Vatican City, May 7, 2022 / 08:10 am
Pope Francis said Saturday that the liturgy should not be “a battleground” for “outdated issues.”
“I emphasize again that the liturgical life, and the study of it, should lead to greater Church unity, not division. When the liturgical life is a bit like a banner of division, there is the stench of the devil in there, the deceiver,” Pope Francis said at the Vatican on April 7.
“It’s not possible to worship God while making the liturgy a battleground for issues that are not essential, indeed, outdated issues, and to take sides starting with the liturgy, with ideologies that divide the Church.”
Speaking at an audience with the Pontifical Liturgical Institute in the apostolic palace, the pope said that he believes that “every reform creates resistance.”
Pope Francis recalled reforms made when he was a child by Pope Pius XII, particularly when Pius XII reduced the fasting requirement before receiving holy Communion and reintroduced the Easter Vigil.
“All of these things scandalized closed-minded people. It happens also today,” he said.
“Indeed, such closed-minded people use liturgical frameworks to defend their views. Using the liturgy: this is the drama we are experiencing in ecclesial groups that are distancing themselves from the Church, questioning the Council, the authority of the bishops ... in order to preserve tradition. And the liturgy is used for that.”
Pope Francis spoke to the Pontifical Liturgical Institute, an institute in Rome whose school of liturgy has had increasing influence in liturgical norms coming from the Vatican.
The secretary and undersecretary of the Vatican’s Congregation for Divine Worship were both formed by the institute, which was established in 1961 by Pope John XXIII as part of the Pontificio Ateneo Sant'Anselmo.

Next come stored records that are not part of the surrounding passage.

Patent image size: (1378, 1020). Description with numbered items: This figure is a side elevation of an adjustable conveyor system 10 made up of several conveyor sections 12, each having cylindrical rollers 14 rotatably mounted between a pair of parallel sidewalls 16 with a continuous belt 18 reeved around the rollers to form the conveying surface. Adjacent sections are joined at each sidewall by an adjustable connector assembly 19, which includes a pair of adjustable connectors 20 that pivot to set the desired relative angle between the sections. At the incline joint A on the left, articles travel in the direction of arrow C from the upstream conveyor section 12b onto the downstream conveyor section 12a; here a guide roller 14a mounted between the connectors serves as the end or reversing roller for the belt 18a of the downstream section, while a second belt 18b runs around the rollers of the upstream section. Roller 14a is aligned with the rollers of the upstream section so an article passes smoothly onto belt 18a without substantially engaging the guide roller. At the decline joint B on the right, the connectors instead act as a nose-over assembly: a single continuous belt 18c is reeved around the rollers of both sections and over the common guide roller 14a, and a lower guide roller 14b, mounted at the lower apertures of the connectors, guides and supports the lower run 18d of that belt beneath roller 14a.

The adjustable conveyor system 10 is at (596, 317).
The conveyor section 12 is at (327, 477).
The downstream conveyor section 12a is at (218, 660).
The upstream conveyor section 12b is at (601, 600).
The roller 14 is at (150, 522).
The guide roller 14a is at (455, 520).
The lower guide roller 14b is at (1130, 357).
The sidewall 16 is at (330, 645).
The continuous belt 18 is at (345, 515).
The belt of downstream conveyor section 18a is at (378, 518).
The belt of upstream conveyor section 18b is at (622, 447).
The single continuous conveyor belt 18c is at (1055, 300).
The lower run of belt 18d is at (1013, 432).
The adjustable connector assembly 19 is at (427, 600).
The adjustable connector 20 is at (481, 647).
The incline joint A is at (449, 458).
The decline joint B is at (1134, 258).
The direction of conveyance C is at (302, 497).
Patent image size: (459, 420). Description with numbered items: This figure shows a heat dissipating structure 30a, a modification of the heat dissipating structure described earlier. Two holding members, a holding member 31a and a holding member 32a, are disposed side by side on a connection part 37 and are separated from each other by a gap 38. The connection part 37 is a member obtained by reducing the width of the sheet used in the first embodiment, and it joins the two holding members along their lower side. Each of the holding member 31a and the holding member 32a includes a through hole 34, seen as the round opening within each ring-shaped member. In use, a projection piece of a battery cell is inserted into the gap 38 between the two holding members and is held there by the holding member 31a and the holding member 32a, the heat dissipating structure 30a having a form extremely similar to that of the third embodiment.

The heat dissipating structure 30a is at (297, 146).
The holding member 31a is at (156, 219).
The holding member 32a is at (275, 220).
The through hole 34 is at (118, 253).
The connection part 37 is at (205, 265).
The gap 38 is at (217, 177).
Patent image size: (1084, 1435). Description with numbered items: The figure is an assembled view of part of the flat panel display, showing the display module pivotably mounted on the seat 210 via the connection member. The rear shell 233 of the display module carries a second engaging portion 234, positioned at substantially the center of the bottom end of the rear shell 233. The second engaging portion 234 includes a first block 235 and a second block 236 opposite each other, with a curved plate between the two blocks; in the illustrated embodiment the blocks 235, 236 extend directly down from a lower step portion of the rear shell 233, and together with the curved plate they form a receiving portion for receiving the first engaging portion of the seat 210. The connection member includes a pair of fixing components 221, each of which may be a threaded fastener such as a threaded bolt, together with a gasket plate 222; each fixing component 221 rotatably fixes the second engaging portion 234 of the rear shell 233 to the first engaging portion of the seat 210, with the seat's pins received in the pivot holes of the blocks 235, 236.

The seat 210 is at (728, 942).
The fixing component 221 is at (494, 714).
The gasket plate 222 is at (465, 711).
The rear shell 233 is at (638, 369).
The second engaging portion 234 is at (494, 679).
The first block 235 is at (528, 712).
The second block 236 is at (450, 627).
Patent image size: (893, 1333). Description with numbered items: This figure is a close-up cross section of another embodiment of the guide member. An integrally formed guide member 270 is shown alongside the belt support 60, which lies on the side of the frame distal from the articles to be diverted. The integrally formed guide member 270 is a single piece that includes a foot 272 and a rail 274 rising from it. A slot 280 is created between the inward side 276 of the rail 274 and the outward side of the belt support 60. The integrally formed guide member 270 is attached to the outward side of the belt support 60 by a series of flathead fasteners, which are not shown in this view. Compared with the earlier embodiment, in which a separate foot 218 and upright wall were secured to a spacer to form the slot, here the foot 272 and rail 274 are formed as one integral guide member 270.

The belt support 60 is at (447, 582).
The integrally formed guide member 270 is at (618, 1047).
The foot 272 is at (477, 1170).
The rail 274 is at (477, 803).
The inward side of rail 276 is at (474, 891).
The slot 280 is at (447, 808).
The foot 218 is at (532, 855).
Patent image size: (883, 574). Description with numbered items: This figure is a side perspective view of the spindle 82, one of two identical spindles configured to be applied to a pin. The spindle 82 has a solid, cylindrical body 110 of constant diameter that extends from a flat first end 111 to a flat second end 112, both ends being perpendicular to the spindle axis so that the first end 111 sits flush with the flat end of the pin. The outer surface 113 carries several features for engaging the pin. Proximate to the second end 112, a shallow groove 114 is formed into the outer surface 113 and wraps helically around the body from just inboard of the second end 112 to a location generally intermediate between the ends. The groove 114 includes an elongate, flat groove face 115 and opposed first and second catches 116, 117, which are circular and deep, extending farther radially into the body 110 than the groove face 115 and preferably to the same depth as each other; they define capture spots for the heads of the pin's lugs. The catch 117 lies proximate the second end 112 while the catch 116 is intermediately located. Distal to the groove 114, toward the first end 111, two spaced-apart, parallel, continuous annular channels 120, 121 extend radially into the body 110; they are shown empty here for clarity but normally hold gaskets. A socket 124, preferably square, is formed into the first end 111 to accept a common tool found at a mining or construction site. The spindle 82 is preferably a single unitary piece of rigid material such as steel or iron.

Andrea Grillo, one of the most prominent theology professors at the Sant'Anselmo, has been a vigorous defender of Traditionis custodes, the motu proprio issued by Pope Francis in 2021 which restricted Masses celebrated in the extraordinary form of the Roman Rite.
In the pope’s remarks, Francis further warned of “the temptation of liturgical formalism,” which he said can be seen today “in those movements that try to go back a little and deny the Second Vatican Council itself.”
Pope Francis delivered his speech from a wheelchair. The 85-year-old pope has been making his public appearances in a wheelchair since May 5 due to a torn ligament in his right knee.